Officers and citizens were soon in pursuit of the murderer. His trail was followed all day Thursday and Friday. On Saturday he was captured by a negro man named Wes James at his (James’) home, in Perry county, whither Scott had gone, and was driven to the house by hunger, little thinking that James had heard of the murder of the Singleys.
In this he was mistaken, and soon after he entered the house, James leveled his shotgun on him and told him to consider himself under arrest. The prisoner was carried to the Perry County jail, and remained there for a short while, after which he was taken to Selma and lodged in the jail at that place—it being considered unsafe to bring him to Greensboro, so bitter was the feeling and so great was the excitement.
In a day or two after his capture, Scott confessed his guilt—or at least a part of it—and told that the money he had taken from the bureau drawer had been divided with other parties, but that he had gotten half of it, which he had hidden at a place he designated. A search revealed the truth of the statement, for exactly where he said he had put the money, three hundred and fifty dollars were found. Before his death, Singley told that the amount he had in the drawer was seven hundred dollars. The other half of the money was never accounted for.
Scott endeavored to implicate several other negroes in the horrible crime, but in every instance the accused parties were proven to have been elsewhere on the night the Singleys were killed. The clamor for a speedy trial of the brute was so persistent that Judge John Moore ordered a special term of the circuit court of Hale county to try Scott, which was held January 19, 1898.
He was brought from the jail in Selma a week or so before the day set for his trial, and the author of these lines and Edwin S. Jack, Esq., were appointed by the Court to defend him,-he being financially unable to employ counsel.
Conversations with Scott
The writer recalls that he had several conversations with Scott relative to the case, and he would talk freely about the murder of Singley and his wife, but when asked “What about the little boy, Bill,” he would exclaim: “Oh, for God’s sake, don’t talk about that child !” And then he would swear that he didn’t kill him,-that another man did that; that he loved the boy, and the boy was fond of him. The day for trial arrived.

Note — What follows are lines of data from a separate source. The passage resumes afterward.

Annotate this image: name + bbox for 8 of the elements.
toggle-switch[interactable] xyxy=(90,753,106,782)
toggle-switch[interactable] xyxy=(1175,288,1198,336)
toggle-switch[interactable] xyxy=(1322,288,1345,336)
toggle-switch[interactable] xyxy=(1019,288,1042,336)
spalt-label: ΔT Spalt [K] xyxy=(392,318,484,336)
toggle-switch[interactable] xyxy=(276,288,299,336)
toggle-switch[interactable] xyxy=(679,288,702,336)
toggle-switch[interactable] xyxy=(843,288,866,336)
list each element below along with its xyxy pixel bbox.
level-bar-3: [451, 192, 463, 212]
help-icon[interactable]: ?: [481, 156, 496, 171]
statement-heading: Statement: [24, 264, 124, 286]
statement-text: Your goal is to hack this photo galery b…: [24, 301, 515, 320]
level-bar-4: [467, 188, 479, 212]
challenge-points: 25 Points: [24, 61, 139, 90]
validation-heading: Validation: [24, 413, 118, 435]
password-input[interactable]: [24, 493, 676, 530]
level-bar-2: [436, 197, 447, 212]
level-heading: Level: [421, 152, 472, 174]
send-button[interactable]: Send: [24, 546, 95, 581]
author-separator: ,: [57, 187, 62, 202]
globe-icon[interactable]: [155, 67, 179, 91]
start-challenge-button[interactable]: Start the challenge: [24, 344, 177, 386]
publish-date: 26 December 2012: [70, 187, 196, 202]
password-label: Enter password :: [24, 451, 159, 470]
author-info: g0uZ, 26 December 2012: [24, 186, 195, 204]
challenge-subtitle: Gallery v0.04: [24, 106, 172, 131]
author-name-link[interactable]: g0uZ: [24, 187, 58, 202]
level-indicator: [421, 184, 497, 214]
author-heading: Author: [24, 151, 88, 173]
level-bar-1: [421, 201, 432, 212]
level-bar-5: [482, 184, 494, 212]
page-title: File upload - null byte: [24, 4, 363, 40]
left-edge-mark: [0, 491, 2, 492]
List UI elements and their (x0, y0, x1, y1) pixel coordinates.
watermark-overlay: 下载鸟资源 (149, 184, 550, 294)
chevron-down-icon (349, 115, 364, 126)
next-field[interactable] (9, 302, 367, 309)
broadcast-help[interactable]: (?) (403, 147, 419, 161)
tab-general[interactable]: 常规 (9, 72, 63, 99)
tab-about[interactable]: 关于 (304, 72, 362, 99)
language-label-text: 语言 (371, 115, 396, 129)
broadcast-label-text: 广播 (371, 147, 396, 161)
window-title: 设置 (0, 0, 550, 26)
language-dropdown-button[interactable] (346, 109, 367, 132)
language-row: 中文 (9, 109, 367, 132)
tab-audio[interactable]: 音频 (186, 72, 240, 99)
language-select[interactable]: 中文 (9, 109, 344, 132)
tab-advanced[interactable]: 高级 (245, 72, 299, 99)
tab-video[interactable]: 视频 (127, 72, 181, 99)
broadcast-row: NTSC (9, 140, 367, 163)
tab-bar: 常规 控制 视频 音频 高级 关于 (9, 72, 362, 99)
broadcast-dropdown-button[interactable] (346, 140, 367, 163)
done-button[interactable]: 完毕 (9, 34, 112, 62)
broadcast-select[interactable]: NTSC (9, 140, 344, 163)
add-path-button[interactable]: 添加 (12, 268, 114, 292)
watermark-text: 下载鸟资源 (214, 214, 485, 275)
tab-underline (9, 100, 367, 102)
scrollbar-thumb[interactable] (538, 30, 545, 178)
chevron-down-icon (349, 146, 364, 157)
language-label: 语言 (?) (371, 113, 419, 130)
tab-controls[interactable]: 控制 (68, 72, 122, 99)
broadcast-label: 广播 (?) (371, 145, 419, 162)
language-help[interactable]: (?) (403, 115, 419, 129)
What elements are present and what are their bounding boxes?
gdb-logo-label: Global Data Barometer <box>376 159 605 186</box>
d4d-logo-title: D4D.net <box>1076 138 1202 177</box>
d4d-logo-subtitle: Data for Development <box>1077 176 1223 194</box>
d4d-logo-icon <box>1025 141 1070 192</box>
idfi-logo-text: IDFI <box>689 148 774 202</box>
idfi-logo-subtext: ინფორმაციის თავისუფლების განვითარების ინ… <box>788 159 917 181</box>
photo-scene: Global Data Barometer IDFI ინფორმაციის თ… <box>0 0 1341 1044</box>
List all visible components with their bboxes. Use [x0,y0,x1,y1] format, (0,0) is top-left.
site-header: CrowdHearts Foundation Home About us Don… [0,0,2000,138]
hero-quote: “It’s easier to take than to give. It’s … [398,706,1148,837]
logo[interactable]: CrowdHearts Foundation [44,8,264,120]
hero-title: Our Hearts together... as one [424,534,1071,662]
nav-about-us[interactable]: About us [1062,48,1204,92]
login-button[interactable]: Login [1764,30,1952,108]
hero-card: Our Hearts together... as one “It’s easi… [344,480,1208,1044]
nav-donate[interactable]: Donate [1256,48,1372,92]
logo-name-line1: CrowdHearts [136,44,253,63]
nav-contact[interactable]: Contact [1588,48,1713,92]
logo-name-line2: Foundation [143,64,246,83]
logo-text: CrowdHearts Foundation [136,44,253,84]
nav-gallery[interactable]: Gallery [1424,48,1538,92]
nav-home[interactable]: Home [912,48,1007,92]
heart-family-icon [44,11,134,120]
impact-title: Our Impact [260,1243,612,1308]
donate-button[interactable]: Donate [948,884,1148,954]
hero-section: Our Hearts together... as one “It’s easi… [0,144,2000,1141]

The town was filled with people from far and near who wanted to get a glimpse of this human monster. Trouble was expected, and the Sheriff swore in a number of special deputies. But no disturbance occurred. The session of the court was extremely orderly. The prisoner was arraigned, the indictment charging him with the murders was read, and Scott entered a plea of guilty.
After confessing his guilt, the jury returned a verdict of guilty of murder in the first-degree and fixed the punishment at death. The judge told Scott to stand up and asked him if he had anything to say why the sentence of the Court should not be pronounced upon him, and he replied “Nothing.”
Then the Judge sentenced him to be hanged by the neck until he was dead. Scott received the judgment of the Court without a tremor and was hurried back to jail by the Sheriff and his deputies, where he was kept closely guarded until February 25, 1898, when he was brought forth and hung. His body was cut down and buried in the pauper’s field at the expense of the county,—his family refusing to have anything to do with it.